Doing What I Am Told

Today was the lat day before the three-day Thanksgiving Break.  I had a long talk with my vice-principal yesterday, who is my evaluator.  She is concerned with the “teacher-centered” nature of teaching using pure comprehensible input.  She wants to see me incorporate more hands-on activities and more output.  She suggested more projects.  I do not really want to take time to do projects since it will undoubtedly be too much of a cognitive load on thee Novice students to complete a project in L2.

I had a thought on how to have the students do more hands-on work while still receiving CI.  Years ago, I bought TPR Teacher Kits that you put on the overhead and have the students manipulate matching kits at their desks.  The teacher kits are transparencies.  Since we have moved away from overhead projector technology, I had not used them in years.  But I thought, hey why not do something with those TPR Kits?  They are organized in thematic units, like the city and the home and the classroom.

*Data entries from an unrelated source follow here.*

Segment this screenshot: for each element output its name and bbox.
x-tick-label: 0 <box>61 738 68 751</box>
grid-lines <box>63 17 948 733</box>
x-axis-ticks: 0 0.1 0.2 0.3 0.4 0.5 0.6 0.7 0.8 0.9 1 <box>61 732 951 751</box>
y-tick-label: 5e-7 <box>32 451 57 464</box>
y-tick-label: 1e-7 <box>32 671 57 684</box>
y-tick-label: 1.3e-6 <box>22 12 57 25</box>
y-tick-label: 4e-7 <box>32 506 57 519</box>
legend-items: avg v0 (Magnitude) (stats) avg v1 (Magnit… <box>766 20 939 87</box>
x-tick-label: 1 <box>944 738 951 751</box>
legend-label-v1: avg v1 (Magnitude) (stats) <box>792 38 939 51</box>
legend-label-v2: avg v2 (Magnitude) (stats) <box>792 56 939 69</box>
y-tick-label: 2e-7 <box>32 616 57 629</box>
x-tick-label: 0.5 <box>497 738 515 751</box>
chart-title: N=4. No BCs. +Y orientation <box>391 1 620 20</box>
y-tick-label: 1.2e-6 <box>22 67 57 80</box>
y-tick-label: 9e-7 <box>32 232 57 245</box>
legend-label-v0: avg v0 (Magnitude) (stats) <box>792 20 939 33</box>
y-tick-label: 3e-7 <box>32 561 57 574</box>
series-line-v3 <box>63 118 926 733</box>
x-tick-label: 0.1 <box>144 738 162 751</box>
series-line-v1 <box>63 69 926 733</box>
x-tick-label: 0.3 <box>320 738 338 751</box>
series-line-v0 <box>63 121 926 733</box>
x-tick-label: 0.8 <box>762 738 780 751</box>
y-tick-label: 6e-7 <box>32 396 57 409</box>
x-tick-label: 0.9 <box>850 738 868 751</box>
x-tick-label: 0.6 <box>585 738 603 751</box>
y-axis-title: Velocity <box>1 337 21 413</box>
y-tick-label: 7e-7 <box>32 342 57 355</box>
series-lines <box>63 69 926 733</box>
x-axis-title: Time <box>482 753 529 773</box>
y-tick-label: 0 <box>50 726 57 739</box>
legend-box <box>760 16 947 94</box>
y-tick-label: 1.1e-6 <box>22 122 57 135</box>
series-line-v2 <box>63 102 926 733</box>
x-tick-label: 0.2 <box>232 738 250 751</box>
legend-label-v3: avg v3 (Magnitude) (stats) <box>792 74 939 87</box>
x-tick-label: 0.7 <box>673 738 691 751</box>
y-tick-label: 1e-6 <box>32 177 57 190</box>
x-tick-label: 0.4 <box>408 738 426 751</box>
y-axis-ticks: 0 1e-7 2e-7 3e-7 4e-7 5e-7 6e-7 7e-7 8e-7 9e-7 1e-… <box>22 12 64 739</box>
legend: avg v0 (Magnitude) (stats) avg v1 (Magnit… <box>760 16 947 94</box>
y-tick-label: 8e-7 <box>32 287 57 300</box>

In digging through my old materials, I happened upon Simpsons Bingo that I had made years ago.  I decided to play that with the kids in French Two and One.  The bingo boards I made have the Simpsons characters doing various things.  I described the images in French and the kids put a chip on their board over the picture I described.  Voilà, hands-on comprehensible input!

I also paired the French kids up and gave them question cards.  The class was divided into two lines.  They asked and responded to a series of partners’ questions.  Every minute or so I had them move down the line to a new partner with a new set of questions.  They really liked this activity, even though they spoke a lot of English.   guess it was SOME comprehensible input since they had to read the question cards in French.  And if they get good at this, then it is an activity I can pull out to get the right boxes checked on my evaluation.

In Spanish, Rhea re-told the legend from yesterday and had the students draw to demonstrate their understanding.  This, too, is another activity that might check the “student interaction” box in the evaluation.

Part One
Part Two

My VP informed me that the evaluation rubric does not specify that the class needs to be conducted in L2.  In fact, I could speak not a word of L2 and probably end up with a better score!  If we were doing a cultural project (more like a Social Studies class), then I could have a lot more of the elements that the Danielson Framework wants in a lesson.  It is obvious that the framework is not aligned to a second language classroom because it does not even specify that we need to speak in L2.